As mentioned in my previous posts, I implemented a traditional bitboard-based move generator that produces one move at a time on the GPU. Unfortunately, the performance is not so great. For comparison, I had a move generator that outputs a full move list at once. The former was four times slower than the latter. It seems that there are two reasons for that. First, the move generator is more complex, because it has to take the previous move as an input to regenerate the state of the move generator and to produce the next move. Second, it does unnecessary work, because one move needs only one destination square, although a bitboard representing all of them is generated for each move. I think it is time to revisit the design I had for the original CUDA chess move generator.

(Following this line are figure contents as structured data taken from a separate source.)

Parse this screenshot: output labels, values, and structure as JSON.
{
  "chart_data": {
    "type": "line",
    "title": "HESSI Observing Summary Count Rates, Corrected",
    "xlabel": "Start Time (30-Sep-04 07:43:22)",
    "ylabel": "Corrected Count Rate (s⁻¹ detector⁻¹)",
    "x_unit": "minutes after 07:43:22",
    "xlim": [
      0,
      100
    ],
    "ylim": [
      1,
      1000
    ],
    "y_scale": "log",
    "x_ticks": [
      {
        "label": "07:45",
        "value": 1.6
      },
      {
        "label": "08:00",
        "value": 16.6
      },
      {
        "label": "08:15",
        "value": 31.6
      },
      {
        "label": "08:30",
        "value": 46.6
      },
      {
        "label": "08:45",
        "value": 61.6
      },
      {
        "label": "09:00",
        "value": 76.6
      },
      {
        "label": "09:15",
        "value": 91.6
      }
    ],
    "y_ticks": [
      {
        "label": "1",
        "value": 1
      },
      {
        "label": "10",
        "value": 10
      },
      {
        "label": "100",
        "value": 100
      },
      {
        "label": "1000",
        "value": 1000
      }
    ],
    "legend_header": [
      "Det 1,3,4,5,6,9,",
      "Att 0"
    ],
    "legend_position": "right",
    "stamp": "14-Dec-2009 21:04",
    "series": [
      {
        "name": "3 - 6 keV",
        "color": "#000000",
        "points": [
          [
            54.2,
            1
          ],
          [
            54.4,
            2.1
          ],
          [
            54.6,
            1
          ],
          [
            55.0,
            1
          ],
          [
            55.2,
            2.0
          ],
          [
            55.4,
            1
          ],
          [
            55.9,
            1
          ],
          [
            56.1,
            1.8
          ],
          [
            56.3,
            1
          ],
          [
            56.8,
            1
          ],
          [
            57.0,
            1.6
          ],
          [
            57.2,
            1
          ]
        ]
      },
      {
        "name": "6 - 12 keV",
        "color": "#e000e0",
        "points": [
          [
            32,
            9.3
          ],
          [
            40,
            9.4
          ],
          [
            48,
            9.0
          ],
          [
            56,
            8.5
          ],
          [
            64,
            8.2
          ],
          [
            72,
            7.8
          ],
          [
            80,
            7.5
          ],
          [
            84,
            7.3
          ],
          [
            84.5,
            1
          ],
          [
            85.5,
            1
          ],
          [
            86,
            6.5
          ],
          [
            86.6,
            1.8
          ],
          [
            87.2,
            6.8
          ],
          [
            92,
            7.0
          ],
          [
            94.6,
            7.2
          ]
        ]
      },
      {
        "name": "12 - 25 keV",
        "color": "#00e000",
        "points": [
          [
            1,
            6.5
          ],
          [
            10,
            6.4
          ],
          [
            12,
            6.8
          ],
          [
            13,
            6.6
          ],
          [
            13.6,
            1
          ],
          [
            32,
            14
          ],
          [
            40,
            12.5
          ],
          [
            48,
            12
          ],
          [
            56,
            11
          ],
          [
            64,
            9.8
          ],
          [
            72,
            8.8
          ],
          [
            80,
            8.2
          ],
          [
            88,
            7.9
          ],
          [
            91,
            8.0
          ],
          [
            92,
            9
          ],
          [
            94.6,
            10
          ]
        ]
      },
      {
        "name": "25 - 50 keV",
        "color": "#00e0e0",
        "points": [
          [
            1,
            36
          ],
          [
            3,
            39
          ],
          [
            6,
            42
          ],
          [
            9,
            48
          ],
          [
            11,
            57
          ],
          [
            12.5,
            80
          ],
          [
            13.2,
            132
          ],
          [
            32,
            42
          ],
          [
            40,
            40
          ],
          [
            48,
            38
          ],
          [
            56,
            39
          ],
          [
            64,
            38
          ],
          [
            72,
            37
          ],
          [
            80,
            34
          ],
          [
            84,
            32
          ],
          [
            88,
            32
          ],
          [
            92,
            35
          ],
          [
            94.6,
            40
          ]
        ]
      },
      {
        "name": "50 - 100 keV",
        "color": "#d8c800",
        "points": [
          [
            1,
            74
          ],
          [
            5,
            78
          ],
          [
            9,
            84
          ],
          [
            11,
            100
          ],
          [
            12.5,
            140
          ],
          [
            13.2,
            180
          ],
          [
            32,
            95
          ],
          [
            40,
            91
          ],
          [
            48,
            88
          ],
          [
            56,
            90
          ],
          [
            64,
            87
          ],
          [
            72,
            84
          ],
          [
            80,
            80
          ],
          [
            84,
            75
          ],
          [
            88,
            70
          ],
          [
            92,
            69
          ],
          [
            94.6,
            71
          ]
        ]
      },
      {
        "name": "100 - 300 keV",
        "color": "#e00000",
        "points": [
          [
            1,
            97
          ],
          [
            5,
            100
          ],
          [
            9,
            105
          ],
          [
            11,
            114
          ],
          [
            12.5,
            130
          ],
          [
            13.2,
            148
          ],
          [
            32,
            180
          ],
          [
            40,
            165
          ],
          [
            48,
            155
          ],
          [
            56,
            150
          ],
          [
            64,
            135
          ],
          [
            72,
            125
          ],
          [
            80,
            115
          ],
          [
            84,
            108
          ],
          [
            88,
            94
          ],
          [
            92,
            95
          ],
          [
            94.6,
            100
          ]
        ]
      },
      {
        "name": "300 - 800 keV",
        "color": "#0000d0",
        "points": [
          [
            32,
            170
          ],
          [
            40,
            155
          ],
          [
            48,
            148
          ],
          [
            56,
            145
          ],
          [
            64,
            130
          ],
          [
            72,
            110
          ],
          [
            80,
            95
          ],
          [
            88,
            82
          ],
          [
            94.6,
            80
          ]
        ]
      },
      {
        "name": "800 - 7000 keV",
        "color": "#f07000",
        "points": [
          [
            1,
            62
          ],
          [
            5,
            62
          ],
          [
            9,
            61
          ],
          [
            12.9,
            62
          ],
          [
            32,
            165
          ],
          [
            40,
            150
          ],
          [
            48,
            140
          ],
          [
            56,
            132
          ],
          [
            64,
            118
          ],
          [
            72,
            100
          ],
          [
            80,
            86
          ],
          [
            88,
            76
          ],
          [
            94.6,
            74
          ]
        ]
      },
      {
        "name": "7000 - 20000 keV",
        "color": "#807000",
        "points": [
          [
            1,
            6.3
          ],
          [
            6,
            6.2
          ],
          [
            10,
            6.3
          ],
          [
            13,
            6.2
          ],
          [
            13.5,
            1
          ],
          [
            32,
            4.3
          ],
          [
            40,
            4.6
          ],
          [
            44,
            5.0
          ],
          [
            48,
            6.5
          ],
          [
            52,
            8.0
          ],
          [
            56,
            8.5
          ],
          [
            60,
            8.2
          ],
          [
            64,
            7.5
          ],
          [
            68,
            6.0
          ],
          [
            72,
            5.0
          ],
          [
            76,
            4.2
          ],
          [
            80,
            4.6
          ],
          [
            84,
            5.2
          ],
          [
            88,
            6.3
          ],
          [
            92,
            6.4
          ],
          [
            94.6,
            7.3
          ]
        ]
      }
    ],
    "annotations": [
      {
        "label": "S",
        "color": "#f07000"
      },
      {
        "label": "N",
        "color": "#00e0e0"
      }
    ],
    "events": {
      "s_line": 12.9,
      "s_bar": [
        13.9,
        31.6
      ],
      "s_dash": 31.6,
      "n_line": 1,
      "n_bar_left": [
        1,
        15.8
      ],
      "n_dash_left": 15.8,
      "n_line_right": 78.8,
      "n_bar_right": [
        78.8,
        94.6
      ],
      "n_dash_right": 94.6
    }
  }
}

The basic idea is to have a few generic numbers represent the state of the move generator. For example: one for the source square (1-64), one for the direction (1-8) and one for the steps in that direction (1-7). Then the numbers are increased as the moves are produced. A similar idea was used in the early dedicated chess computers. And of course, one can use bit twiddling tricks to pack all the numbers in one integer. Tests are required to see how to implement the move generator most efficiently.